We'll I've gained about 10lbs since I started bulking and I want to diet a little now. My question now is: How many of you here actually follow the book while dieting? In terms of low fat.

It took me about 3000 - 3200 calories a day to bulk, 1 lb per week. If I diet, does it matter that I eat foods that may be high in fat? fried foods, pastrami, etc, if I keep my caloric intake at 2500 calories(a pace of -1 lb per week), whiling getting an ample amount of protein and complex carbs?

What book are you talking about?

Here is the deal with losing weight. Some people will tell you that the ONLY thing that matters is calories in VS. calories out. If you use more than you ingest then you will lose weight. Now, while it's true that you can just count calories and achieve fat loss this is neither the fastest or healthiest way to lose fat. 2500 calories a day from ice cream and 2500 calories a day from lean protein, fresh vegetables and some essential fats are not even close to being equal where health and performance are concerned.

So, to answer your question, it's always best to eat a diet that is sensibly healthy and carries the proper ratio of nutrients to help in achieving your goals.

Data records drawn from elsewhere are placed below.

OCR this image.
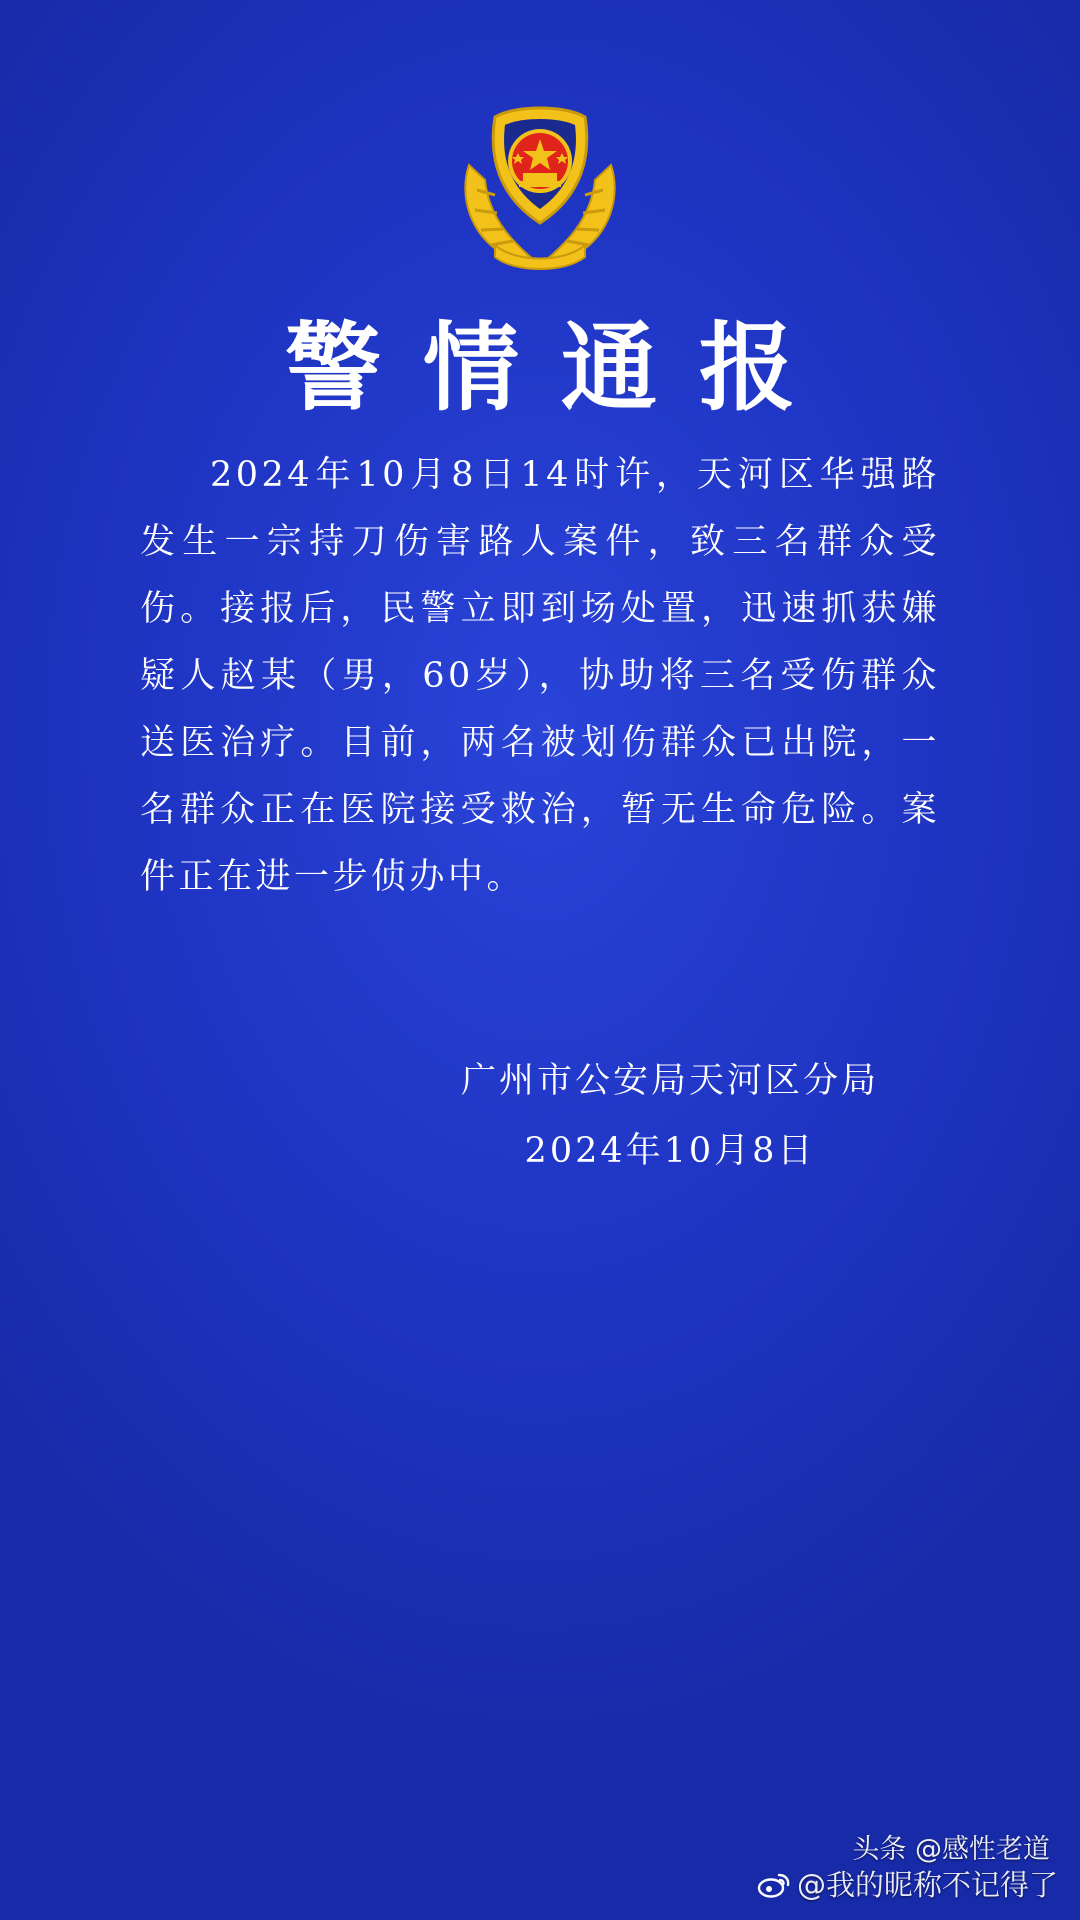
警情通报
2024年10月8日14时许，天河区华强路发生一宗持刀伤害路人案件，致三名群众受伤。接报后，民警立即到场处置，迅速抓获嫌疑人赵某（男，60岁），协助将三名受伤群众送医治疗。目前，两名被划伤群众已出院，一名群众正在医院接受救治，暂无生命危险。案件正在进一步侦办中。
广州市公安局天河区分局
2024年10月8日
头条 @感性老道
@我的昵称不记得了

Best in Health and Training, J. R.

When I say, follow the book, it was just a figure of speech.

TTT

Imagine this scenario: Say you eat 2500 calories a day (and have been maintaining weight at that amount), and you cut to 1000. Over the course of a month, you have a caloric deficit of 45,000 calories. In one month, you should lose 13 lbs. (very possible)

However, continuing in this vein, you should lose 154 lbs. during the course of a year. So, following the calories in = calories out theory, if you started out weighing 150 lbs., you would weigh less than nothing.

Your body has an intricate balance with regard to metabolic rate. Following the oversimplified calories in=calories out rationale may be a good start (many people have lost weight this way), but don't put all your stock in this theory. Much more is involved biochemically & hormonally.

So do you guys watch your fat intake when dieting? if your counting calories? is there a good reason to? other than too much fat may be bad for your health.